# Thule Pro Ride Rack



## B4ssy (15 Oct 2010)

Hi

I have a pair of these racks to fit on the top of the car. They are orientated so that they are easily accessible from the right hand side. The rack that will fit on the passenger side will be very difficult to operate as the adjustments all need to be made on the far side.

Is there any reason why bikes are not transported backwards facing? this would alleviate the problem as the rack could simply be fitted the other way around.

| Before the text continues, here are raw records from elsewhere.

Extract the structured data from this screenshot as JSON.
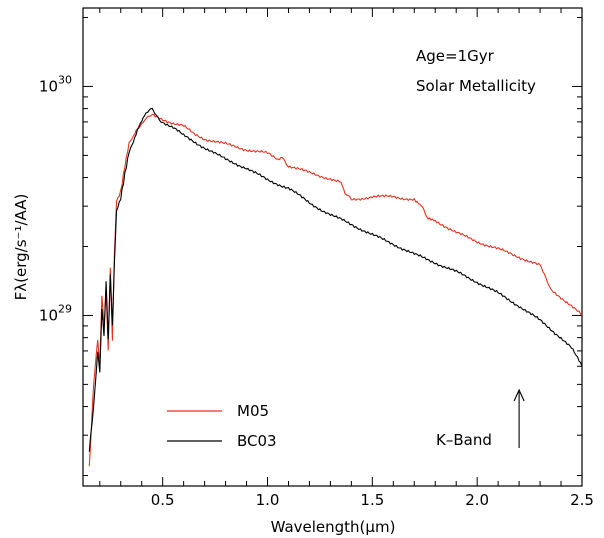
{
  "chart_data": {
    "type": "line",
    "title": "",
    "xlabel": "Wavelength(μm)",
    "ylabel": "Fλ(erg/s⁻¹/AA)",
    "x_scale": "linear",
    "y_scale": "log",
    "xlim": [
      0.12,
      2.5
    ],
    "ylim": [
      1.8e+28,
      2.2e+30
    ],
    "grid": false,
    "x_ticks": [
      0.5,
      1.0,
      1.5,
      2.0,
      2.5
    ],
    "x_tick_labels": [
      "0.5",
      "1.0",
      "1.5",
      "2.0",
      "2.5"
    ],
    "y_major_ticks": [
      1e+29,
      1e+30
    ],
    "y_tick_labels": [
      {
        "base": "10",
        "exp": "29"
      },
      {
        "base": "10",
        "exp": "30"
      }
    ],
    "y_minor_ticks": [
      2e+28,
      3e+28,
      4e+28,
      5e+28,
      6e+28,
      7e+28,
      8e+28,
      9e+28,
      2e+29,
      3e+29,
      4e+29,
      5e+29,
      6e+29,
      7e+29,
      8e+29,
      9e+29,
      2e+30
    ],
    "legend_position": "bottom-left",
    "annotations": {
      "age": "Age=1Gyr",
      "metallicity": "Solar Metallicity",
      "kband": "K–Band",
      "kband_arrow_x": 2.2
    },
    "series": [
      {
        "name": "M05",
        "color": "#e8321e",
        "x": [
          0.15,
          0.17,
          0.19,
          0.2,
          0.21,
          0.22,
          0.23,
          0.24,
          0.25,
          0.26,
          0.27,
          0.28,
          0.3,
          0.32,
          0.34,
          0.36,
          0.38,
          0.4,
          0.42,
          0.45,
          0.5,
          0.55,
          0.6,
          0.65,
          0.7,
          0.8,
          0.9,
          1.0,
          1.05,
          1.07,
          1.1,
          1.2,
          1.3,
          1.35,
          1.37,
          1.4,
          1.5,
          1.6,
          1.7,
          1.74,
          1.76,
          1.8,
          1.9,
          2.0,
          2.1,
          2.2,
          2.3,
          2.32,
          2.35,
          2.4,
          2.45,
          2.5
        ],
        "y": [
          2.2e+28,
          5e+28,
          8e+28,
          6e+28,
          1.2e+29,
          9e+28,
          1.3e+29,
          7e+28,
          1.6e+29,
          8e+28,
          1.8e+29,
          3.2e+29,
          3.5e+29,
          4.5e+29,
          5.6e+29,
          6e+29,
          6.5e+29,
          6.8e+29,
          7.2e+29,
          7.5e+29,
          7.2e+29,
          6.9e+29,
          6.7e+29,
          6.2e+29,
          5.9e+29,
          5.6e+29,
          5.3e+29,
          5.1e+29,
          4.8e+29,
          4.9e+29,
          4.5e+29,
          4.2e+29,
          3.95e+29,
          3.8e+29,
          3.4e+29,
          3.2e+29,
          3.3e+29,
          3.3e+29,
          3.2e+29,
          3e+29,
          2.7e+29,
          2.6e+29,
          2.3e+29,
          2.1e+29,
          1.95e+29,
          1.8e+29,
          1.65e+29,
          1.5e+29,
          1.3e+29,
          1.2e+29,
          1.1e+29,
          1e+29
        ]
      },
      {
        "name": "BC03",
        "color": "#000000",
        "x": [
          0.15,
          0.17,
          0.19,
          0.2,
          0.21,
          0.22,
          0.23,
          0.24,
          0.25,
          0.26,
          0.27,
          0.28,
          0.3,
          0.32,
          0.34,
          0.36,
          0.38,
          0.4,
          0.42,
          0.45,
          0.47,
          0.5,
          0.55,
          0.6,
          0.7,
          0.8,
          0.9,
          1.0,
          1.1,
          1.2,
          1.3,
          1.4,
          1.5,
          1.6,
          1.7,
          1.8,
          1.9,
          2.0,
          2.1,
          2.2,
          2.3,
          2.4,
          2.45,
          2.5
        ],
        "y": [
          2.6e+28,
          4e+28,
          7e+28,
          5.5e+28,
          1.1e+29,
          8e+28,
          1.4e+29,
          8e+28,
          1.5e+29,
          9e+28,
          1.7e+29,
          2.9e+29,
          3.3e+29,
          4.2e+29,
          5.2e+29,
          5.7e+29,
          6.4e+29,
          7e+29,
          7.6e+29,
          8e+29,
          7.4e+29,
          7e+29,
          6.6e+29,
          6.1e+29,
          5.4e+29,
          4.8e+29,
          4.4e+29,
          3.9e+29,
          3.6e+29,
          3.1e+29,
          2.75e+29,
          2.5e+29,
          2.25e+29,
          2.05e+29,
          1.85e+29,
          1.7e+29,
          1.55e+29,
          1.4e+29,
          1.25e+29,
          1.1e+29,
          9.5e+28,
          8e+28,
          7.2e+28,
          6e+28
        ]
      }
    ]
  }
}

Any advice would be appreciated

Thanks


----------



## skudupnorth (15 Oct 2010)

Anything like these ? I have one bike in reverse on the roof but i can convert the carrier to change the arm over so that it is easier to attach the bike on the lft hand side but i cannot be bothered !


----------



## B4ssy (16 Oct 2010)

Thanks for the replies guys...............think I will reverse the arm.

Cheers


----------



## Barney28 (18 Oct 2010)

I know this is a seperate question but I thought I'd get away with posting here as this is about Thules carriers. Hope you dont mind. 

I've also just bought the 591's and had them fitted to the car. I'm getting quite a loud whistling noise when I'm driving. 

The garage where I bought the car and carriers are telling me that it is normal to get a whistling noise when you have something fitted to the roof. 

Just wondering if other people with these racks have a similar problem with this noise? To be honest if I'd known it was going to be that loud I would probably considered another type of carrier.


----------



## Norry1 (18 Oct 2010)

Yep, I get quite a pronounced whistle with the Thule 591s. Pretty much used to it now. Also reduces fuel efficiency.

Martin


----------



## B4ssy (18 Oct 2010)

Yes that whistling is really annoying. I'm going to try cutting and fitting the rubber strips that I had to remove ( aero bars ) to see if this helps.

By the way, we also have the thule rack which sits on the towbar ( the missus's car has a tow bar ). If you are considering an alternative rack, I cannot reccommend this one highly enough. It doesn't affect fuel efficiency either.

Cheers


----------



## Barney28 (19 Oct 2010)

Cheers for the replys. It's too late and expensive to change carriers now sadly. Then again it's not all bad.....the carriers are fitted to my partners car!!


----------